Casualties and losses
None known None known

The Battle of St. George's Caye was a short military engagement that lasted from 3 to 10 September 1798, off the coast of what is now Belize. However, the name is typically reserved for the final battle that occurred on 10 September. The Spaniards had previously attempted to expel the Settlers in the years 1716, 1724, 1733, 1747, 1751, and 1779.[1] Thus, the 10 September 1798, marked the final attempt to take over the area. Today, the Battle of St. George's Cay is a national public and bank holiday. However, the symbolic meaning and significance of celebrating the 10th varies upon gender, class, and ethnic backgrounds through time and space.
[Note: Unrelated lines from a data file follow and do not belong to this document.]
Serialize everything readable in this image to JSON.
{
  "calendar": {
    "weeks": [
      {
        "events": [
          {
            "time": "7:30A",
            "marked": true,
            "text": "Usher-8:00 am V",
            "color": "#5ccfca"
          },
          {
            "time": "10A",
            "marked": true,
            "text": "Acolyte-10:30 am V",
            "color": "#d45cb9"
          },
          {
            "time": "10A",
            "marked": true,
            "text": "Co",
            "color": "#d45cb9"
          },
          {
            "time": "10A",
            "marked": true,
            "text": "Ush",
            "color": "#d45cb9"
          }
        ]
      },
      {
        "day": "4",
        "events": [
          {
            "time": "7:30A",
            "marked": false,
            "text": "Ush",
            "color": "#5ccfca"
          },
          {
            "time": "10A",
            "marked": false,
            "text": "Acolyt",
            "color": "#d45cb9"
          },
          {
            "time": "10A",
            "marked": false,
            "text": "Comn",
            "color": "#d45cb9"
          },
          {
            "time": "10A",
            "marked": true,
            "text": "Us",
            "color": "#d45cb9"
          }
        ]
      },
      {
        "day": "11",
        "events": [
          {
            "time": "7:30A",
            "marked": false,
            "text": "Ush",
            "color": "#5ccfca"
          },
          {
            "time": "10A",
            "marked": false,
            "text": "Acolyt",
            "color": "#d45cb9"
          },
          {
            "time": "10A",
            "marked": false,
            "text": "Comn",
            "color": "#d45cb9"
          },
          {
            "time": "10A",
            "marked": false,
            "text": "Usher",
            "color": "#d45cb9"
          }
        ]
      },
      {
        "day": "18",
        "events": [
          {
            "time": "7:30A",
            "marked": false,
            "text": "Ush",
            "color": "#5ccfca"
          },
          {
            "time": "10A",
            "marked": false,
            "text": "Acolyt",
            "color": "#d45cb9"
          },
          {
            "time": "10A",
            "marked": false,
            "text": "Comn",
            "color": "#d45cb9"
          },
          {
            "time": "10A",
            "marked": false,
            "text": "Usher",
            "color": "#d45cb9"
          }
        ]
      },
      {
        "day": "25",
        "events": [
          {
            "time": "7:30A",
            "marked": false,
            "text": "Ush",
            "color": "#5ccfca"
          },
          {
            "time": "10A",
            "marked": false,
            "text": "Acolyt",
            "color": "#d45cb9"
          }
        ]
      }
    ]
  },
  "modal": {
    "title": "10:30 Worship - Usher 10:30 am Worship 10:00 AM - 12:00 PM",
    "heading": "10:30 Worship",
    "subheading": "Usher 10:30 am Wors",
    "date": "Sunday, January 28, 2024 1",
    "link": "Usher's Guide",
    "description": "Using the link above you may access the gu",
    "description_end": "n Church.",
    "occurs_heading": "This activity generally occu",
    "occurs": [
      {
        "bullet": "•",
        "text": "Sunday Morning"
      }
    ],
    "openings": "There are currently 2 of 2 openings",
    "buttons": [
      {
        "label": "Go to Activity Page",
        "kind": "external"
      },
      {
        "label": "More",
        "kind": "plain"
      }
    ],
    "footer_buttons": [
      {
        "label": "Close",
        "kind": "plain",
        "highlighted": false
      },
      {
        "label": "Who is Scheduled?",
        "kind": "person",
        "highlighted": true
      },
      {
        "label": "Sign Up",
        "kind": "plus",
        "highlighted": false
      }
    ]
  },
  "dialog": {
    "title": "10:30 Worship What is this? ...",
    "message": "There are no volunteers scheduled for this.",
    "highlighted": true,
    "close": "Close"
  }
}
Battle of St. George's Caye

Combatants and overview[edit]

The battle took place between an invading force from Mexico, attempting to assert Spanish claims to present-day Belize, and a small force of resident woodcutters called Baymen, who fought for their livelihood assisted by black slaves. After the final two and a half-hour battle, ravaged by sickness, the Spaniards withdrew and the British declared themselves winners.

Background[edit]

The territory that is now Belize was under dispute from as early as the mid-1750s by Great Britain and Spain. Although Spain never occupied Belize, she considered it part of her Central American territories, such as Mexico and Guatemala. The British had entered the territory as of 1638 to harvest logwood and later mahogany. Spain recognised this trade in the Treaty of Paris (signed in 1763[2]) but did not undertake to draw boundaries (which would have suggested that Spain was giving up claims of sovereignty to the area), leading to further disputes. Indeed, from 1779 to 1782 the settlement was abandoned, its settlers, known as the Baymen, and their African slaves having been deported to Havana, Cuba following a Spanish attack.

Map St. George's Caye in 1764

The Treaty of Versailles and the Superintendency[edit]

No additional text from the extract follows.